In past decades traditional surgical teaching was that most palpable masses that could not be resolved with aspiration should be biopsied. Ultrasound has fundamentally changed that recommendation, significantly decreasing the incidence of biopsy, but it is critical for the physician to palpate the abnormality at the time of scanning to be certain the findings correlate with what is being felt. For large masses this might mean placing a finger alongside the transducer and rolling it over the mass as the transducer is painted across the lesion. Smaller masses can be trapped between the long and index fingers and the transducer placed between them. Alternatively, an opened gem clip or small straw can be placed beneath the transducer overlying the palpable mass. The reverberation artifact from the marker allows the sonographer to be sure the palpable mass is being interrogated.

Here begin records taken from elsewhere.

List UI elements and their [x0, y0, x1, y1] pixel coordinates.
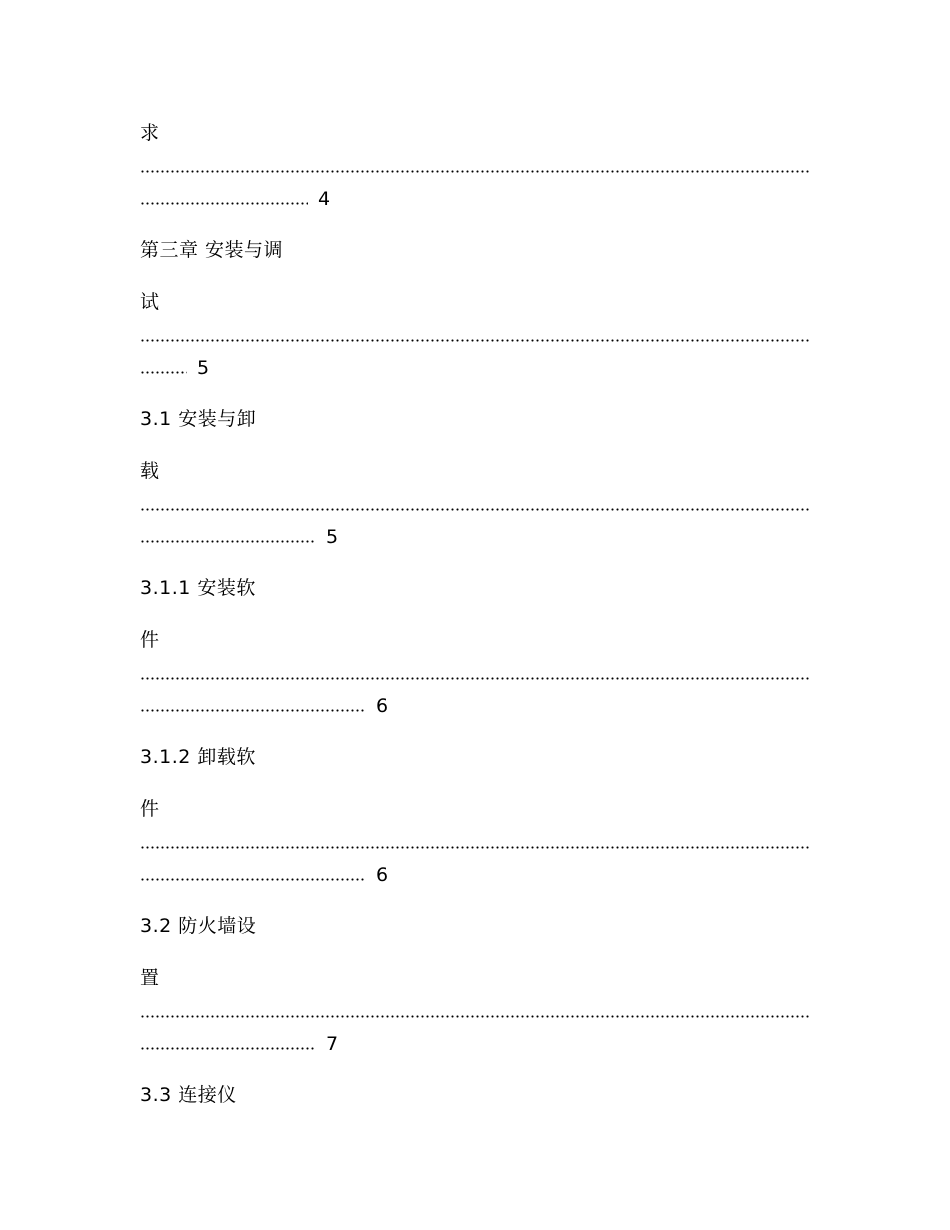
- toc-leader-dots: [140, 540, 316, 543]
- toc-leader-dots: [140, 709, 366, 712]
- toc-entry-title: 求: [140, 122, 160, 144]
- toc-leader-dots: [140, 1015, 810, 1018]
- toc-entry-title: 3.1.1 安装软: [140, 577, 256, 599]
- toc-leader-dots: [140, 677, 810, 680]
- toc-page-number: 5: [197, 357, 210, 379]
- toc-entry-title: 3.3 连接仪: [140, 1084, 237, 1106]
- toc-page-number: 5: [326, 526, 339, 548]
- toc-entry-title-cont: 试: [140, 291, 160, 313]
- toc-leader-dots: [140, 878, 366, 881]
- toc-leader-dots: [140, 508, 810, 511]
- toc-leader-dots: [140, 371, 187, 374]
- toc-page-number: 6: [376, 864, 389, 886]
- toc-entry-title-cont: 置: [140, 967, 160, 989]
- toc-entry-title-cont: 件: [140, 798, 160, 820]
- toc-leader-dots: [140, 170, 810, 173]
- toc-leader-dots: [140, 339, 810, 342]
- toc-entry-title-cont: 载: [140, 460, 160, 482]
- toc-page-number: 7: [326, 1033, 339, 1055]
- toc-entry-title: 3.1 安装与卸: [140, 408, 257, 430]
- toc-entry-title: 3.2 防火墙设: [140, 915, 257, 937]
- toc-page-number: 6: [376, 695, 389, 717]
- toc-leader-dots: [140, 202, 308, 205]
- toc-entry-title: 3.1.2 卸载软: [140, 746, 256, 768]
- toc-entry-title-cont: 件: [140, 629, 160, 651]
- toc-page-number: 4: [318, 188, 331, 210]
- toc-leader-dots: [140, 846, 810, 849]
- toc-leader-dots: [140, 1047, 316, 1050]
- toc-entry-title: 第三章 安装与调: [140, 239, 284, 261]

Often the palpable mass can be dismissed as completely benign without further intervention. If the mass is shown to be a simple cyst there is no need to aspirate it unless the cyst is symptomatic and aspiration might alleviate pain. Frequently what the patient and referring physician feel is a ridge of normal fibroglandular tissue that comes close to the skin (6411158). The patient may have been previously told that a mammogram and ultrasound show nothing, leaving her anxious about the mass that she continues to feel. It is important for the physician to show the images to the patient, reassuring her that what is seen on the ultrasound correlates with what she is feeling and is completely normal tissue.
Figure 31A-6
Note the ridge of normal breast tissue that comes closer to the skin than the surrounding tissue. It is firmer than the adjacent fatty tissue and gives the sensation of a mass. An opened gem clip over the mass produces reverberation echoes (arrows) that overlie the ridge, leaving no doubt that the palpable mass and the sonographic ridge are the same.